Джон снял с неё плащ и бросил тот на траву, повалив поверх виконтессу. Он прижал её руки к земле и принялся лизать тёплые соски на больших грудях. Вскоре язык его добрался до пупка Агнес. Он щекотал кожу, отчего ноги её то и дело сгибались в коленях. Любовник запустил руку во влажное чрево девушки. Пальцы его ласкали её нежную плоть.
Виконтесса глубоко дышала, лежа на спине. Джон приблизился ещё ближе, погрузив свой член вместо руки. Конюх оперся на локти. Тела их слиплись воедино. Его волосатые мускулистые ноги были напряжены, словно струны на скрипке у менестреля, когда он своими толчками будоражил лоно возлюбленной.

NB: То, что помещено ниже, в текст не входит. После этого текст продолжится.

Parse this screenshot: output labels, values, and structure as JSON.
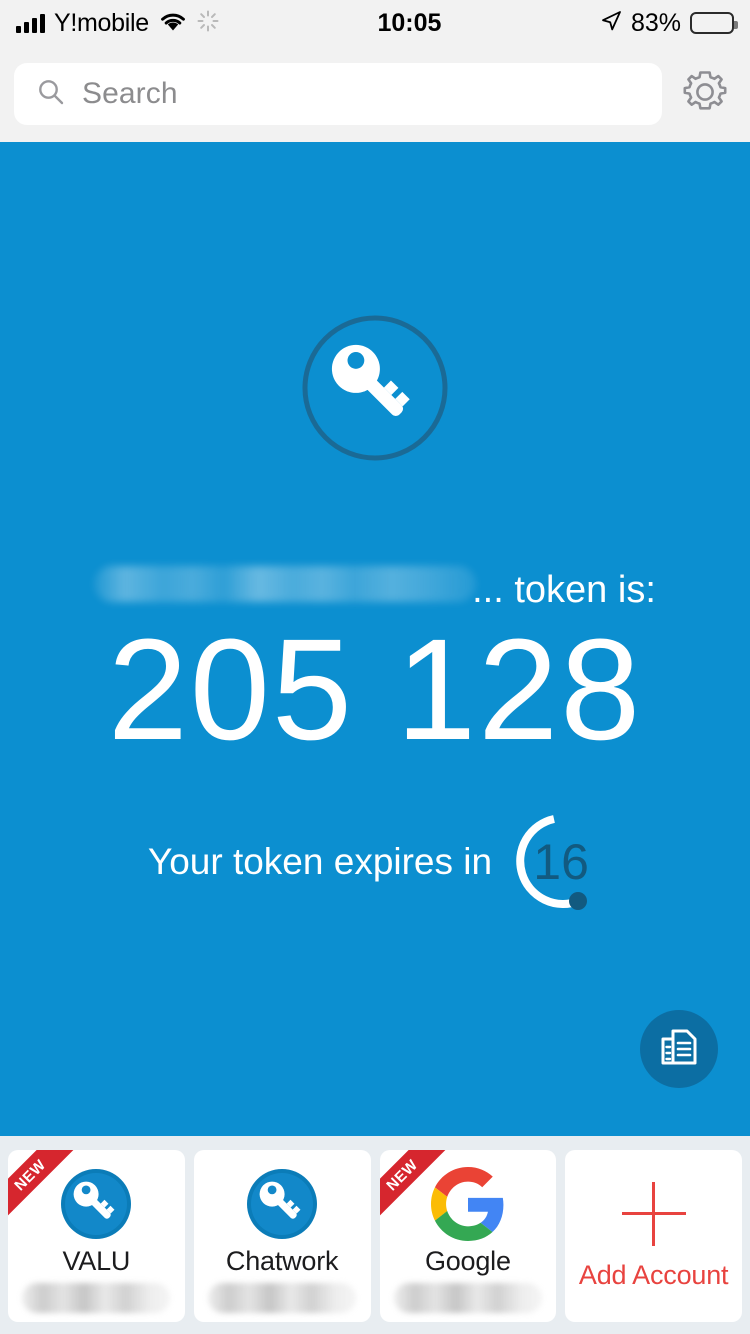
{
  "status_bar": {
    "carrier": "Y!mobile",
    "time": "10:05",
    "battery_percent": "83%",
    "wifi_icon": "wifi-icon",
    "activity_icon": "activity-spinner-icon",
    "location_icon": "location-arrow-icon",
    "signal_icon": "cellular-signal-icon",
    "battery_icon": "battery-icon"
  },
  "header": {
    "search_placeholder": "Search",
    "search_value": "",
    "search_icon": "search-icon",
    "settings_icon": "gear-icon"
  },
  "main": {
    "brand_icon": "key-icon",
    "account_name_redacted": "",
    "token_label_suffix": "... token is:",
    "token_code": "205 128",
    "expiry_label": "Your token expires in",
    "countdown_seconds": "16",
    "copy_button_icon": "copy-documents-icon",
    "background_color": "#0c8fd0",
    "accent_dark": "#125a80"
  },
  "accounts": {
    "badge_new_label": "NEW",
    "items": [
      {
        "name": "VALU",
        "icon": "key-icon",
        "is_new": true,
        "subtitle_redacted": ""
      },
      {
        "name": "Chatwork",
        "icon": "key-icon",
        "is_new": false,
        "subtitle_redacted": ""
      },
      {
        "name": "Google",
        "icon": "google-logo-icon",
        "is_new": true,
        "subtitle_redacted": ""
      }
    ],
    "add_account": {
      "label": "Add Account",
      "icon": "plus-icon",
      "color": "#e8433f"
    }
  }
}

Агнес вцепилась пальцами в ткань плаща и закрыла глаза, когда Джон ускорился. Она была счастлива. Девушка забыла обо всех опасностях и заботах, думая и мечтая о том, как бы сбежать вместе с Джоном куда-нибудь подальше, чтобы больше никогда с ним не разлучаться. Ради мгновений, проведённых с ним, виконтесса готова согласиться на бедность. И плевать, что её навсегда изгонят из почтенного общества. "Лучше быть любимой, чем сидеть в золотой клетке и общаться со скучными и высокомерными особами, – проносились мысли в её голове."

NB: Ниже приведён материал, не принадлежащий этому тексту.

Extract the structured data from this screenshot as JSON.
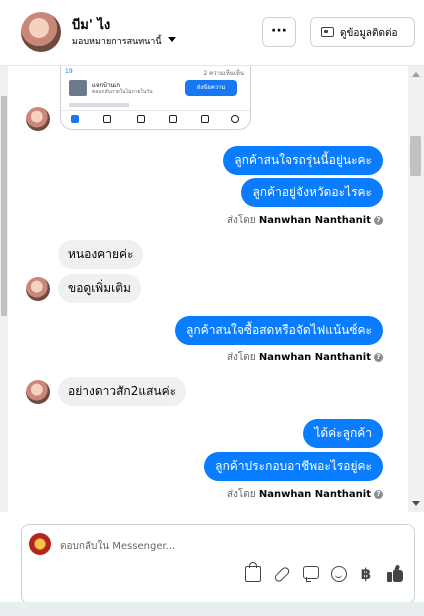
{
  "header": {
    "contact_name": "บีม' ไง",
    "assign_label": "มอบหมายการสนทนานี้",
    "more_label": "···",
    "contact_info_label": "ดูข้อมูลติดต่อ"
  },
  "shared_image": {
    "top_left": "19",
    "top_right": "2 ความเห็นเห็น",
    "listing_title": "แจกบ้านเก",
    "listing_sub": "ตอบกลับภายในไม่ภายในวัน",
    "button": "ส่งข้อความ"
  },
  "messages": [
    {
      "direction": "out",
      "text": "ลูกค้าสนใจรถรุ่นนี้อยู่นะคะ"
    },
    {
      "direction": "out",
      "text": "ลูกค้าอยู่จังหวัดอะไรคะ"
    },
    {
      "direction": "in",
      "text": "หนองคายค่ะ"
    },
    {
      "direction": "in",
      "text": "ขอดูเพิ่มเติม"
    },
    {
      "direction": "out",
      "text": "ลูกค้าสนใจซื้อสดหรือจัดไฟแน้นซ์คะ"
    },
    {
      "direction": "in",
      "text": "อย่างดาวสัก2แสนค่ะ"
    },
    {
      "direction": "out",
      "text": "ได้ค่ะลูกค้า"
    },
    {
      "direction": "out",
      "text": "ลูกค้าประกอบอาชีพอะไรอยู่คะ"
    }
  ],
  "sent_by": {
    "prefix": "ส่งโดย",
    "agent": "Nanwhan Nanthanit",
    "info_icon": "info-icon"
  },
  "composer": {
    "placeholder": "ตอบกลับใน Messenger..."
  },
  "icons": {
    "baht_symbol": "฿"
  },
  "colors": {
    "outgoing_bubble": "#0a7cff",
    "incoming_bubble": "#f0f0f0",
    "accent": "#1877f2"
  }
}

Конюх замер, и что-то тёплое брызнуло на губы и щеку Агнес.
– Джон, ну не на лицо же… – голос её оборвался.
Кожу покрыла гримаса ужаса, когда та открыла глаза. Это было не семя любовника, а его тёмно-красная кровь. Она лилась из перерезанного горла Джона. За волосы конюха держал стоявший позади убийца в капюшоне.
Агнес дико завопила в надежде, что кто-то из охраны прибежит на помощь. Но виконтесса не знала, что они все уже были мертвы, как и сторожевые псы. Она резко перевернулась и вскочила на четвереньки, чтобы затем ринуться прочь. Ноги несли его с безумной скоростью по извивающимся дорожкам лабиринта. Всю дорогу она кричала с такой силой, что голос в мгновение охрип. Агнес быстро оглянулась, чтобы посмотреть, как далеко ей удалось оторваться. Но какой же у неё был шок, когда она вновь взглянула вперёд и увидела перед собой убийцу. Не успела виконтесса вновь позвать на помощь, как руки в кожаных перчатках свернули её тонкую шею.
Но всё же внутри дома многие слуги и сам хозяин проснулись от воплей. Хью зажёг свечу и спустился в коридор первого этажа в белой пижаме и ночном колпаке.
– Что это было? – спросил он у своего камергера.
– Не знаю, сэр, – тот развёл руки. – Но я что-то не увидел никого из охраны на башнях.
Девирвел нахмурился, почесав подбородок.
– И как же всё понимать? – одну руку он закинул за спину, как обычно делал такое движение при деловом разговоре. – Нынче опасные времена, Мартин. Грабители не дремлют, в отличие от честного народа. Их проделки стали куда опаснее, чем прежде. Буди остальных! Пусть вооружаются тем, что под рукой. Ножами, кочергами, молотками. А ты принеси из моего кабинета шпаги. Одну возьмешь ты, а вторую я.